Input tokens are the text, code or other data sent to an AI model, while output tokens are the text or code the model generates in response. That basic exchange is now the unit of a corporate economy built around extraction, automation and subscription fees. The companies call it progress. The invoices do the talking.
Musk's AI startup xAI was acquired by SpaceX in February. He said in May that xAI would cease to exist as a separate company and would instead become SpaceXAI. Another merger, another private empire swallowing its own parts and renaming the result. The branding changes. The ownership doesn't.

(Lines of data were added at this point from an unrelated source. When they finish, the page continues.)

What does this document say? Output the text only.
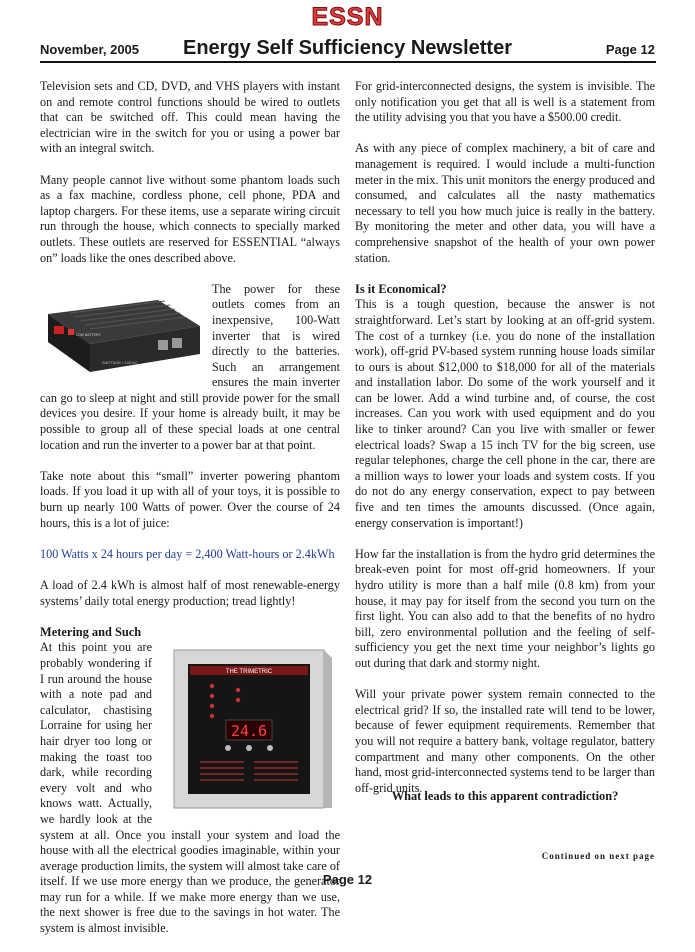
ESSN
November, 2005	Energy Self Sufficiency Newsletter	Page 12

Television sets and CD, DVD, and VHS players with instant on and remote control functions should be wired to outlets that can be switched off. This could mean having the electrician wire in the switch for you or using a power bar with an integral switch.

Many people cannot live without some phantom loads such as a fax machine, cordless phone, cell phone, PDA and laptop chargers. For these items, use a separate wiring circuit run through the house, which connects to specially marked outlets. These outlets are reserved for ESSENTIAL “always on” loads like the ones described above.

LOW BATTERY
WATTAGE / 100 AC

The power for these outlets comes from an inexpensive, 100-Watt inverter that is wired directly to the batteries. Such an arrangement ensures the main inverter can go to sleep at night and still provide power for the small devices you desire. If your home is already built, it may be possible to group all of these special loads at one central location and run the inverter to a power bar at that point.

Take note about this “small” inverter powering phantom loads. If you load it up with all of your toys, it is possible to burn up nearly 100 Watts of power. Over the course of 24 hours, this is a lot of juice:

100 Watts x 24 hours per day = 2,400 Watt-hours or 2.4kWh

A load of 2.4 kWh is almost half of most renewable-energy systems’ daily total energy production; tread lightly!

Metering and Such
THE TRIMETRIC
24.6

At this point you are probably wondering if I run around the house with a note pad and calculator, chastising Lorraine for using her hair dryer too long or making the toast too dark, while recording every volt and who knows watt. Actually, we hardly look at the system at all. Once you install your system and load the house with all the electrical goodies imaginable, within your average production limits, the system will almost take care of itself. If we use more energy than we produce, the generator may run for a while. If we make more energy than we use, the next shower is free due to the savings in hot water. The system is almost invisible.

For grid-interconnected designs, the system is invisible. The only notification you get that all is well is a statement from the utility advising you that you have a $500.00 credit.

As with any piece of complex machinery, a bit of care and management is required. I would include a multi-function meter in the mix. This unit monitors the energy produced and consumed, and calculates all the nasty mathematics necessary to tell you how much juice is really in the battery. By monitoring the meter and other data, you will have a comprehensive snapshot of the health of your own power station.

Is it Economical?

This is a tough question, because the answer is not straightforward. Let’s start by looking at an off-grid system. The cost of a turnkey (i.e. you do none of the installation work), off-grid PV-based system running house loads similar to ours is about $12,000 to $18,000 for all of the materials and installation labor. Do some of the work yourself and it can be lower. Add a wind turbine and, of course, the cost increases. Can you work with used equipment and do you like to tinker around? Can you live with smaller or fewer electrical loads? Swap a 15 inch TV for the big screen, use regular telephones, charge the cell phone in the car, there are a million ways to lower your loads and system costs. If you do not do any energy conservation, expect to pay between five and ten times the amounts discussed. (Once again, energy conservation is important!)

How far the installation is from the hydro grid determines the break-even point for most off-grid homeowners. If your hydro utility is more than a half mile (0.8 km) from your house, it may pay for itself from the second you turn on the first light. You can also add to that the benefits of no hydro bill, zero environmental pollution and the feeling of self-sufficiency you get the next time your neighbor’s lights go out during that dark and stormy night.

Will your private power system remain connected to the electrical grid? If so, the installed rate will tend to be lower, because of fewer equipment requirements. Remember that you will not require a battery bank, voltage regulator, battery compartment and many other components. On the other hand, most grid-interconnected systems tend to be larger than off-grid units.

What leads to this apparent contradiction?
Continued on next page
Page 12
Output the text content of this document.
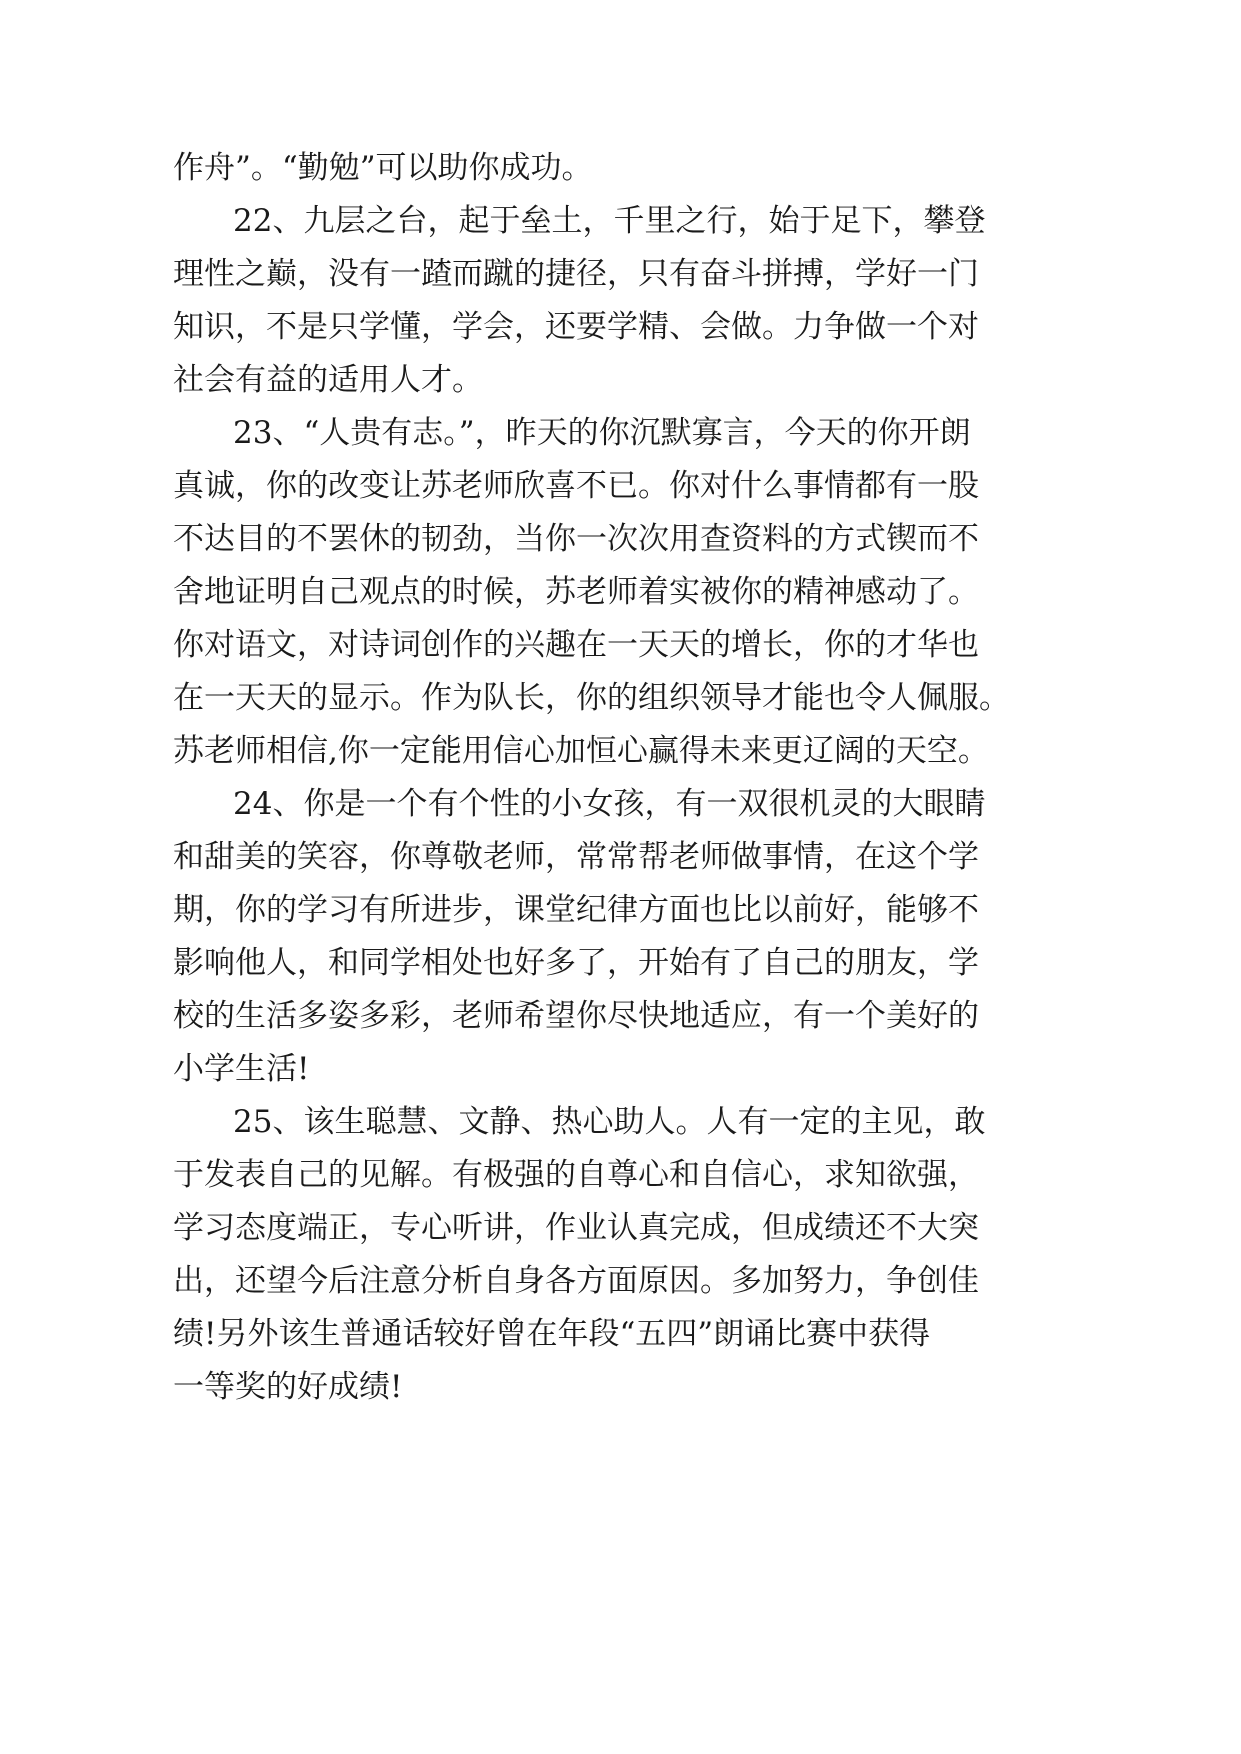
作舟”。“勤勉”可以助你成功。
22、九层之台，起于垒土，千里之行，始于足下，攀登
理性之巅，没有一蹅而蹴的捷径，只有奋斗拼搏，学好一门
知识，不是只学懂，学会，还要学精、会做。力争做一个对
社会有益的适用人才。
23、“人贵有志。”，昨天的你沉默寡言，今天的你开朗
真诚，你的改变让苏老师欣喜不已。你对什么事情都有一股
不达目的不罢休的韧劲，当你一次次用查资料的方式锲而不
舍地证明自己观点的时候，苏老师着实被你的精神感动了。
你对语文，对诗词创作的兴趣在一天天的增长，你的才华也
在一天天的显示。作为队长，你的组织领导才能也令人佩服。
苏老师相信,你一定能用信心加恒心赢得未来更辽阔的天空。
24、你是一个有个性的小女孩，有一双很机灵的大眼睛
和甜美的笑容，你尊敬老师，常常帮老师做事情，在这个学
期，你的学习有所进步，课堂纪律方面也比以前好，能够不
影响他人，和同学相处也好多了，开始有了自己的朋友，学
校的生活多姿多彩，老师希望你尽快地适应，有一个美好的
小学生活!
25、该生聪慧、文静、热心助人。人有一定的主见，敢
于发表自己的见解。有极强的自尊心和自信心，求知欲强，
学习态度端正，专心听讲，作业认真完成，但成绩还不大突
出，还望今后注意分析自身各方面原因。多加努力，争创佳
绩!另外该生普通话较好曾在年段“五四”朗诵比赛中获得
一等奖的好成绩!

Security, Secrecy and the State
OpenAI will publicly launch its most advanced AI model GPT-5.6 on Thursday, following a delay last month prompted by U.S. government requests over national security concerns about the potential misuse of powerful AI technologies. OpenAI said GPT-5.6 Sol, Terra and Luna will launch on Thursday. The company said GPT-5.6 Sol was competitive with Anthropic's Mythos Preview on the ExploitBench cybersecurity benchmark. OpenAI had limited GPT-5.6 access to a small group of vetted partners whose details were shared with the authorities.
That detail matters. The state shows up not as a neutral referee, but as a gatekeeper worried about misuse, vetting partners, and deciding who gets access to what. The companies still sell the same systems; the authorities just want a list first. Reuters' "Major AI offerings at a glance" said OpenAI will launch GPT-5.6 on Thursday after a delay prompted by U.S. government concerns over the potential national security risks posed by increasingly powerful AI systems. The release comes amid intensifying competition among AI developers who are racing to improve model performance, cut costs and expand capabilities for enterprise customers, fueling a wave of new systems and reasoning models across the industry.
Reuters also said Chinese developers are reshaping the economics of AI by delivering increasingly capable models at a fraction of the cost. So the race tightens, prices fall, and the market keeps moving. The winners are the firms with the biggest compute budgets, the deepest state tolerance, and the sharpest appetite for enterprise contracts. Everyone else gets the bill, the surveillance, or the automation.